Coalescing and starting a journey towards collective action.
‘Here’s to collective consciousness-raising!’
Dame Alison Peacock DL, DLitt
As we approach the final weeks of 2024, at Leading for Creative Thinking we’re reflecting on the year and making intriguing plans for the year ahead.
Intriguing because we began the year with a vision of our work as a platform, a resource and a community. However, despite all the advantages and convenience of online meetings, we recognised it wouldn’t necessarily be the place to nurture deep and transformative relationships. So, with that in mind, we decided to host an in-person gathering – without fully knowing what might emerge.
In October, we invited guests from across the education system including schools, early years, higher education, government, leadership and teaching bodies to an event in London and asked everyone to consider one question:
‘If Leading for Creative Thinking was more than just a website – if it was a big idea intended to create change in the system that enabled leaders to feel supported, teachers to feel joy and children to adopt their full capabilities of thinking and being creative – how might we build it together?’
The invitation took us and our guests in a myriad of directions including a discussion on the need for better coordination and communication around the importance of creative thinking. Yet, the real spark we observed was between the people representing different parts of the system, and the opportunities and ideas these connections opened up.

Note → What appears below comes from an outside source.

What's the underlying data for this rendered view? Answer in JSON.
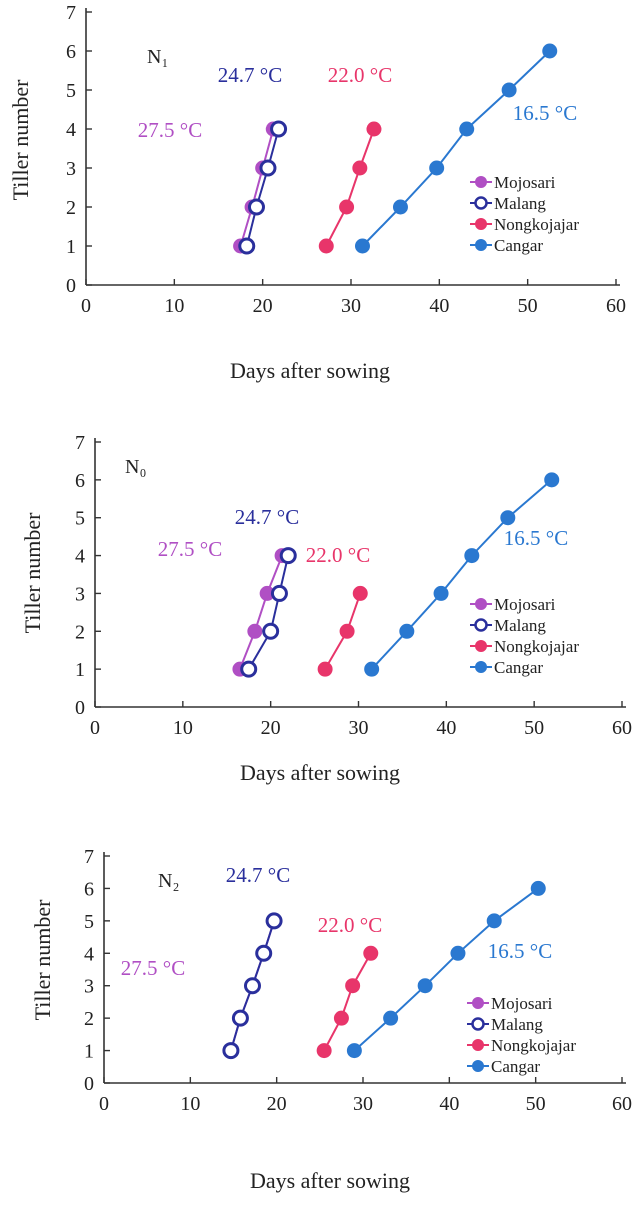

‘Suddenly, there it was. Individual leaders of creative thinking (whether doing so implicitly or explicitly) bringing their imagination to the fore and seeing the possibilities, driven by connectivity and the desire to pool knowledge and understanding, and problem-solve together!’
- Nia Richards, CCE Director
The experience has encouraged us to think about and explore how we can use our professional learning facilitation skills and relationship-building experience to support the profession and foster enabling conditions for systemic change.
As Bill Bannear observes:
“Value is created, and breakthroughs are made through the strength, number and quality of relationships in these systems. Exactly what these relationships will produce isn’t determined — but they create new affordances in the system, allowing for the emergence of value naturally over time.”
At Leading for Creative Thinking/CCE, we believe that building quality relationships - inside and outside education- and across the ecosystem, is a vital step for us to grow our community, identify the opportunities we can leverage collectively, and the barriers we need to overcome, or avoid, in order to create sustainable change.
Image: London Roundtable, October 2024. A map of UK and Belgium-based connections within the education ecosystem, an activity facilitated by Leading for Creative Thinking@CCE to make our inter-connectedness visible.
In the coming months, we’re going to continue exploring the possibilities of relationship building both offline and online, bringing leaders of creative thinking together and putting everyone in the shoes of system leaders to inquire, imagine, collaborate, persist – and formulate actions.
‘People are like bees and society a beehive: our intelligence resides not in individual brains but in the collective mind. Human thought is a product of a community, not of any individual alone. The contributions we make as individuals depend more on our ability to work with others.